欢迎您访问程序员文章站本站旨在为大家提供分享程序员计算机编程知识!
您现在的位置是: 首页

YARN常见异常

程序员文章站 2022-04-30 09:14:16
...

异常1:

2012-05-16 16:18:42,468 WARN org.apache.hadoop.yarn.server.nodemanager.containermanager.launcher.ContainerLaunch: Failed to launch container.

java.io.FileNotFoundException: File /tmp/nm-local-dir/usercache/a/appcache/application_1337150856633_0016 does not exist

        at org.apache.hadoop.fs.RawLocalFileSystem.getFileStatus(RawLocalFileSystem.java:449)

        at org.apache.hadoop.fs.FileSystem.primitiveMkdir(FileSystem.java:864)

        at org.apache.hadoop.fs.DelegateToFileSystem.mkdir(DelegateToFileSystem.java:143)

        at org.apache.hadoop.fs.FilterFs.mkdir(FilterFs.java:189)

        at org.apache.hadoop.fs.FileContext$4.next(FileContext.java:700)

        at org.apache.hadoop.fs.FileContext$4.next(FileContext.java:697)

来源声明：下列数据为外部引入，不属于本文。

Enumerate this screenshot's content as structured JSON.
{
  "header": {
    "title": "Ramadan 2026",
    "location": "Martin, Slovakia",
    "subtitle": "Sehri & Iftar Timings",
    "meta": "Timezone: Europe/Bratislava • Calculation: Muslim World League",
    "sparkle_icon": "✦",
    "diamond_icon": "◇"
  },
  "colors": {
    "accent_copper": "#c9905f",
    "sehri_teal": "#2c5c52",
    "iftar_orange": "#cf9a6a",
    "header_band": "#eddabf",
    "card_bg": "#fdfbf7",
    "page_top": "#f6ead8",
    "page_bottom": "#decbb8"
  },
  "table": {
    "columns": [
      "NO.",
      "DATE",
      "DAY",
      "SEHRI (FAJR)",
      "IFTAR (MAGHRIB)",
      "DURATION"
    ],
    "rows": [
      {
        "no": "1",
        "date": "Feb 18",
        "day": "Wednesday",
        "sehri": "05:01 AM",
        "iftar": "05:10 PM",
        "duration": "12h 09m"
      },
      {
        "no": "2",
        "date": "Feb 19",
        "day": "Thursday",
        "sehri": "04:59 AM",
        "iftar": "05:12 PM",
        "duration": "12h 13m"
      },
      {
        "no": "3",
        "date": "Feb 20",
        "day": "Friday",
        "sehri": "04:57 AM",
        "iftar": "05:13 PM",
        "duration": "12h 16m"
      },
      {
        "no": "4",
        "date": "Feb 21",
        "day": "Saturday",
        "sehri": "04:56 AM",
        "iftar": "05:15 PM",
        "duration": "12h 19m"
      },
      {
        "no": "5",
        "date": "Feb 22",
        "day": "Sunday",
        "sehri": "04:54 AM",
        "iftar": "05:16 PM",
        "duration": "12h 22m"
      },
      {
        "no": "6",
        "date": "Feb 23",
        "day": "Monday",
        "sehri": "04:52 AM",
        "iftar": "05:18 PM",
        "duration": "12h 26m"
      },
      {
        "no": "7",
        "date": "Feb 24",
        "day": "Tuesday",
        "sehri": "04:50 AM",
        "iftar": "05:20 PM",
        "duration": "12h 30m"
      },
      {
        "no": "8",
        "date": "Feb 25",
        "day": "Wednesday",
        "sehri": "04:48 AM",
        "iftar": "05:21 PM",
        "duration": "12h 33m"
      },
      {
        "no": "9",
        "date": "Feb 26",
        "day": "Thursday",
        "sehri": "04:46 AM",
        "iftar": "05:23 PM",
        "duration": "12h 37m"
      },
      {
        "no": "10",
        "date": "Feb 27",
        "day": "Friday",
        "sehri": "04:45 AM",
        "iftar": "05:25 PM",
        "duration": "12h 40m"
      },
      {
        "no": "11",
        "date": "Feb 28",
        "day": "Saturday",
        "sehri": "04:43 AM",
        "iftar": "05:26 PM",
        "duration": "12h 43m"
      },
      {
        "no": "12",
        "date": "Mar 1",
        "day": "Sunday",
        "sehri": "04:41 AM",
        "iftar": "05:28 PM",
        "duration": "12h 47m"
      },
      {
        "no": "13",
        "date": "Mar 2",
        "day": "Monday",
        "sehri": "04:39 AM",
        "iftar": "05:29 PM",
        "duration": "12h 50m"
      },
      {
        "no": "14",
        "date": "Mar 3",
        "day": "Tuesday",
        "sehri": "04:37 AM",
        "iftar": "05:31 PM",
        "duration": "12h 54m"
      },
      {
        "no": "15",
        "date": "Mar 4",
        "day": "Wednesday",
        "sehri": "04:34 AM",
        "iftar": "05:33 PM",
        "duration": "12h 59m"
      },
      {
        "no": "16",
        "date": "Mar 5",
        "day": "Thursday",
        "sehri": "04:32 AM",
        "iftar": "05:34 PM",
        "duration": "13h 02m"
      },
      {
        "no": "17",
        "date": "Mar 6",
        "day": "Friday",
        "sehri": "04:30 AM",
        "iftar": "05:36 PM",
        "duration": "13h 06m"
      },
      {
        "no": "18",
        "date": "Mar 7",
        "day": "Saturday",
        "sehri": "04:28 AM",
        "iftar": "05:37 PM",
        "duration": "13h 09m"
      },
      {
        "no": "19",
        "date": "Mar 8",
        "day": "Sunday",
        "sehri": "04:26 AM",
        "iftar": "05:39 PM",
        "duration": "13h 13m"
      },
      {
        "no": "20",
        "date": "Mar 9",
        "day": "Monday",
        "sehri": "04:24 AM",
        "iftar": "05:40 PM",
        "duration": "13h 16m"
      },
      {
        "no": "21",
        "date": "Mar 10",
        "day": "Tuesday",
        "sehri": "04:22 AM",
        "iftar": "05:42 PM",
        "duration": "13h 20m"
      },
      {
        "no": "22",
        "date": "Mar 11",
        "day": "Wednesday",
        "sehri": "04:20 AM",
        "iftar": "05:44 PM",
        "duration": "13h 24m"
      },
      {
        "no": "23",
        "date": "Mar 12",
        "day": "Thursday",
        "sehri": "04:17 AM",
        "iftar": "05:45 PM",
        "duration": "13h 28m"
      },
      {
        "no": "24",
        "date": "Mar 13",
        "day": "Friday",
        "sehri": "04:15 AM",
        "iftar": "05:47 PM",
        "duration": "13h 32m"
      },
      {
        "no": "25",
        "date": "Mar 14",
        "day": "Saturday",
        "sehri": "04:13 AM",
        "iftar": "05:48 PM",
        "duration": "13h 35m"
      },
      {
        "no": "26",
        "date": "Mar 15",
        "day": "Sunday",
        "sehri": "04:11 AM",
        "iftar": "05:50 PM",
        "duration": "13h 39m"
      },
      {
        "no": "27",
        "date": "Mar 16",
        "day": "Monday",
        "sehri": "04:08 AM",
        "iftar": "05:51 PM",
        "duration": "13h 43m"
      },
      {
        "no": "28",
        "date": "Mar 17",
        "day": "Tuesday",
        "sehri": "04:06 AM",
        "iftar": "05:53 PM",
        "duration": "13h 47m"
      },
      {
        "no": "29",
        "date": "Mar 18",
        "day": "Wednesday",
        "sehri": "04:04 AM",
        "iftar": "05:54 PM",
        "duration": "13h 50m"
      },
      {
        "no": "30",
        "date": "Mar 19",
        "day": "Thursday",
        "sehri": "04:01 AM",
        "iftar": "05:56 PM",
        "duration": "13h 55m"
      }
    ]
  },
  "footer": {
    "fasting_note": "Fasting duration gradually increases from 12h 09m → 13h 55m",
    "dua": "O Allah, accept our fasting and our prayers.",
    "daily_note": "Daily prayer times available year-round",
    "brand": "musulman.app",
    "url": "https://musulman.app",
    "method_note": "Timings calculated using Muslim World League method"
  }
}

        at org.apache.hadoop.fs.FileContext$FSLinkResolver.resolve(FileContext.java:2319)

        at org.apache.hadoop.fs.FileContext.mkdir(FileContext.java:697)

原因A:

yarn-site.xml中参数yarn.nodemanager.local-dirs和yarn.nodemanager.log-dirs使用

默认路径(/tmp/..),导致将磁盘空间撑爆

原因B:

org.apache.hadoop.yarn.server.nodemanager.DefaultContainerExecutor文件中,创建目录方法在默认情况下需要创建的目录父目录不存在则失败,具体代码如下

 

  @Override
  public int launchContainer(Container container,
      Path nmPrivateContainerScriptPath, Path nmPrivateTokensPath,
      String userName, String appId, Path containerWorkDir,
      List<String> localDirs, List<String> logDirs) throws IOException {

    ContainerId containerId = container.getContainerID();

    // create container dirs on all disks
    String containerIdStr = ConverterUtils.toString(containerId);
    String appIdStr =
        ConverterUtils.toString(
            container.getContainerID().getApplicationAttemptId().
                getApplicationId());
    for (String sLocalDir : localDirs) {
      Path usersdir = new Path(sLocalDir, ContainerLocalizer.USERCACHE);
      Path userdir = new Path(usersdir, userName);
      Path appCacheDir = new Path(userdir, ContainerLocalizer.APPCACHE);
      Path appDir = new Path(appCacheDir, appIdStr);
      Path containerDir = new Path(appDir, containerIdStr);
      lfs.mkdir(containerDir, null, false);
    }

 该方法第三个参数为false的时候,如果创建目录的父目录不存在,则调用失败,将其改为

 

lfs.mkdir(containerDir, null, true);

异常2:

2012-05-16 09:56:57,078 INFO org.apache.hadoop.yarn.server.nodemanager.containermanager.localizer.ResourceLocalizationService: Localizer failed

java.lang.ArithmeticException: / by zero

        at org.apache.hadoop.fs.LocalDirAllocator$AllocatorPerContext.getLocalPathForWrite(LocalDirAllocator.java:355)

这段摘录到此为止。